Some of the changes make life easier. My daughter is currently on a week of work experience and can catch a train to and from her destination, coping with the required transfer in the city with ease. She plans on going camping at the weekend and will make her own way home, hopefully by begging a lift off a friend but, if not, then by public transport. Next week she has her first driving lesson, another milestone on her road to independence.
My middle son appears desperate to shake off the perceived maternal interference in his life. He is happy to debate and discuss, but has no patience with any attempts to coerce his behaviour. I am having to learn to treat my children as I would any other adult, even if they are still some years away from earning that nomenclature.
I remember so clearly being my children’s ages and feeling the frustration that financial dependence creates. I try hard to balance offering security and guidance with enough freedom to allow them to become what they are capable of achieving. I know that I have it so much easier than many at my stage in life. My kids are not rebels, merely growing up and away from the apron strings that have tied them to me for so long.

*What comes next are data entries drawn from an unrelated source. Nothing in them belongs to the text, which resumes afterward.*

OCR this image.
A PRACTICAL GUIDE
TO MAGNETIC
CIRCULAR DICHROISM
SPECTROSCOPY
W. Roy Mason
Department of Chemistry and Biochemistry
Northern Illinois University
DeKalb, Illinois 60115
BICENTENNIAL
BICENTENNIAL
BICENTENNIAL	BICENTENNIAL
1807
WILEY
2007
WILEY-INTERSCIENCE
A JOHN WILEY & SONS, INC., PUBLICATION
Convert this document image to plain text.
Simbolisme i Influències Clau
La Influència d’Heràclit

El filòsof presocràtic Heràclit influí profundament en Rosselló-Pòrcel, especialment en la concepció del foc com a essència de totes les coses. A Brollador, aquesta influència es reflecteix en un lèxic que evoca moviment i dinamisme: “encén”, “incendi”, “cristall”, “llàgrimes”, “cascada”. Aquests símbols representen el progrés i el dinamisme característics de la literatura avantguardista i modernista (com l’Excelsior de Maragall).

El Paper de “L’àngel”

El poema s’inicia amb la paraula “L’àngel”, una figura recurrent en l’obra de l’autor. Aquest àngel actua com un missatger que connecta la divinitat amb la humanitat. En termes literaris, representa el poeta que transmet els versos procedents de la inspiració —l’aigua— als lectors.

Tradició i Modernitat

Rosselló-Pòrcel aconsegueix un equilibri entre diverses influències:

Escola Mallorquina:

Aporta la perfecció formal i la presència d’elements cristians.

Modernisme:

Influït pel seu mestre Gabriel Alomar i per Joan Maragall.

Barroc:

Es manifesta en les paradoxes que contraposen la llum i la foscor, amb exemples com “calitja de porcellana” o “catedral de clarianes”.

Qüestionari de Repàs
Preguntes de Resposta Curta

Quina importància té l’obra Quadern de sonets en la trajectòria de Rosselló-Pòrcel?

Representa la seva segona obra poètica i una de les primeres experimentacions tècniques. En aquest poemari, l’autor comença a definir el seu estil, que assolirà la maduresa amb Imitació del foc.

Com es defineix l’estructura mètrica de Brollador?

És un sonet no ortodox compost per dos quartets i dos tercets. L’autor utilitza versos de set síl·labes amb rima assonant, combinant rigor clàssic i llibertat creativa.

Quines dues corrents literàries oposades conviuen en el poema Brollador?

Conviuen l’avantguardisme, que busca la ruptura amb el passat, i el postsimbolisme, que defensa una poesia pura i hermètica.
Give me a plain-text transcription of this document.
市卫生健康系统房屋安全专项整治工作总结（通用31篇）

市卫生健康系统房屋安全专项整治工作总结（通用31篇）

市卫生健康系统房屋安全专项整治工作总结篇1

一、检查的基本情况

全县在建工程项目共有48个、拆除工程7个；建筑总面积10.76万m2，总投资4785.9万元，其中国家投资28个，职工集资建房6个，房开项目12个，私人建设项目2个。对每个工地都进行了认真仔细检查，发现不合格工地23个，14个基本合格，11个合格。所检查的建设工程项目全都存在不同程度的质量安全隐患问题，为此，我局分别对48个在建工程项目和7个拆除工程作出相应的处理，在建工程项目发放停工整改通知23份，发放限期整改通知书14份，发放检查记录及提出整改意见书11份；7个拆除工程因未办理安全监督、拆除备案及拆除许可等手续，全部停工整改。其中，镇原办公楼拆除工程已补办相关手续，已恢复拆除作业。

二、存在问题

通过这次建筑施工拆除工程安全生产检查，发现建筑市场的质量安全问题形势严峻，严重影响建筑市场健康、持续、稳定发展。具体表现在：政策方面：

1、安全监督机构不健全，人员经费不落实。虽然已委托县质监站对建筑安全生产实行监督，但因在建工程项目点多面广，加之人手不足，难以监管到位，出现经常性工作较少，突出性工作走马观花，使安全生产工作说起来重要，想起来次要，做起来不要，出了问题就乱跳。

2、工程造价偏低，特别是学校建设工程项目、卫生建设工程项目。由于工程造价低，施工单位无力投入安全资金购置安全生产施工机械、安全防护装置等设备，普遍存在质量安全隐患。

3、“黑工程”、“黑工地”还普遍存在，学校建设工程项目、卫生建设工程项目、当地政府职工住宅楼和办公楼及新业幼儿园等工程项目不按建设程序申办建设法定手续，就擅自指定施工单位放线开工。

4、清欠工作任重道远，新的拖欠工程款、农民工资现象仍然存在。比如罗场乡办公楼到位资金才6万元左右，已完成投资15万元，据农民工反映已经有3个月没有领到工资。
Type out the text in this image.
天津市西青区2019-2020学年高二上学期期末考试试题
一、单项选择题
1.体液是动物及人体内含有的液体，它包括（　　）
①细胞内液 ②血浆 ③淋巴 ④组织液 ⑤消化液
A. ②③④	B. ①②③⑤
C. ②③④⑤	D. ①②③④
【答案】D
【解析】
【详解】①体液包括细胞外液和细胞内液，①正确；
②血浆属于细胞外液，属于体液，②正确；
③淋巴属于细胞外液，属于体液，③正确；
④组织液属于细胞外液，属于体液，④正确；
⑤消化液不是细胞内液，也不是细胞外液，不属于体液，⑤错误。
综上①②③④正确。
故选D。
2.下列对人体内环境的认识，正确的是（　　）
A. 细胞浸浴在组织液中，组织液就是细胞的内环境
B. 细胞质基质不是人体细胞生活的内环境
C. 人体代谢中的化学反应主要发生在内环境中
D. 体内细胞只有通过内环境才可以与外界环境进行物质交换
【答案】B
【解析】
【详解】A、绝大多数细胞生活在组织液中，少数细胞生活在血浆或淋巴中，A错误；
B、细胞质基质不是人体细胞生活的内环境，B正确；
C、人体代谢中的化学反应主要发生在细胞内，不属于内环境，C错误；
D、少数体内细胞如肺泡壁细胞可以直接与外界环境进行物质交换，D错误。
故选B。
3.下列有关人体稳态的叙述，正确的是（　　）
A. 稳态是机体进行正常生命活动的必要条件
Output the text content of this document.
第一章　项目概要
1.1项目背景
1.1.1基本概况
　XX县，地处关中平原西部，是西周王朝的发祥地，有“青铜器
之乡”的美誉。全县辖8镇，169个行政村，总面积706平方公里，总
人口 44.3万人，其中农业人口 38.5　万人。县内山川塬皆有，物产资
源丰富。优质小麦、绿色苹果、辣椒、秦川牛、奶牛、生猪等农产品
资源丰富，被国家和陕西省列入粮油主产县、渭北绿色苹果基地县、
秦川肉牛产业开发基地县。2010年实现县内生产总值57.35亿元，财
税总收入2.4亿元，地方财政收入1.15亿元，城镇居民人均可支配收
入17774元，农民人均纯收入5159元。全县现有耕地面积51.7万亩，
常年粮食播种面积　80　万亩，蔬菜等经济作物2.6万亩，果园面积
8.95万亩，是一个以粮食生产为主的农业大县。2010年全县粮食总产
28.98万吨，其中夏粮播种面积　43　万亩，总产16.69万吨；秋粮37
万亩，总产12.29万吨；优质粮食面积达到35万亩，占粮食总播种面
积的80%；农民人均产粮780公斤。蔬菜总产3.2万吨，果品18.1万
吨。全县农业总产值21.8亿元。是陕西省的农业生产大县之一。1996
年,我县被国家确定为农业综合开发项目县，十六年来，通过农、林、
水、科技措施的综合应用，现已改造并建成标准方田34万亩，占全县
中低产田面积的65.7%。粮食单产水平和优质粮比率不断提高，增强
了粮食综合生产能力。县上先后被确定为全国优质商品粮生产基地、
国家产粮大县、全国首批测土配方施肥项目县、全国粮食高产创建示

I have a great deal of respect for today’s young people. They face a level of uncertainty and financial difficulty that the elders in their lives avoided yet were complicit in creating, even if only by default. The National Health Service is being dismantled, the welfare state capped, and pursuing further education now leads to massive debt unless the bank of mum and dad can pick up the bill; an option available only to the truly wealthy. If the economy does not change radically and soon then it is hard to see how my children will ever become home owners, something that I expected to achieve as soon as I entered the permanent workforce. With more and more companies looking to employ freelancers or zero hour contract workers, there is little guarantee of permanence in the decreasing number of decent jobs available in this country.
When others around my age or older complain about today’s young people I question if they have taken the time to get to know any. It often seems to me that it is the young people who are asking the pertinent questions and looking below the surface of issues, rather than merely believing the propaganda churned out by our so called leaders. Many of my peers appear blinkered by prejudice, convinced of their own rightness, no longer capable of unbiased critical thinking. They see things only from their personal vantage point, showing little interest in subsequent effects.
When I look at the people around me I find that I support dropping the voting age to sixteen. Young people are being shafted in favour of pandering to a growing elderly population with a strong sense of self entitlement. The spanner in the works is, of course, that so many young people see no point in voting. The political parties have become one, homogeneous mass of apparently untrustworthy self promoters, out to further their own interests above all else. As the elderly often appear to vote from habit the politicians can get away with a great deal so long as certain headline benefits are retained. It is no wonder that voter apathy is increasing.
Young people may not yet have the life experience to know how to present their case in an appealing manner, but perhaps we as a country need to be shaken up with a bit of straight talking. The elderly are not supported with the money that they have paid into the system over the years but by the money that is currently being generated or borrowed. With the wealthy elite doing all that they can to squirrel away their resources beyond the reach of government and country, difficult decisions must be made. I do not expect to have a financial cushion when I am old.
The world is changing. So many rail loudly against the effect rather than looking at the cause. My media feed is full of calls to sign petitions for change, yet still we are offered no real choice in elections. It is all short term thinking: my health needs, my pension, my comfort and security. Perhaps if we invested in our young people rather than ourselves then they could find a way to turn the country’s finances around and thereby look after us all.
I wish that I could offer my children a better adult world. Perhaps we need to sink more deeply into the mire that we have created, to affect the lifestyles of a broader spectrum of the population, before change will happen. Looking at the way young people are being made to bear the brunt of the current mess I will not feel justified in asking them to support me when I am old. Of course, I hope that my own children will be able and willing to look out for me, but the message they are being given by so many is that they must take care of themselves without the state support that their elders have enjoyed. If that is the message that we are giving them then we should be willing to bear the consequences when state support is withdrawn from all.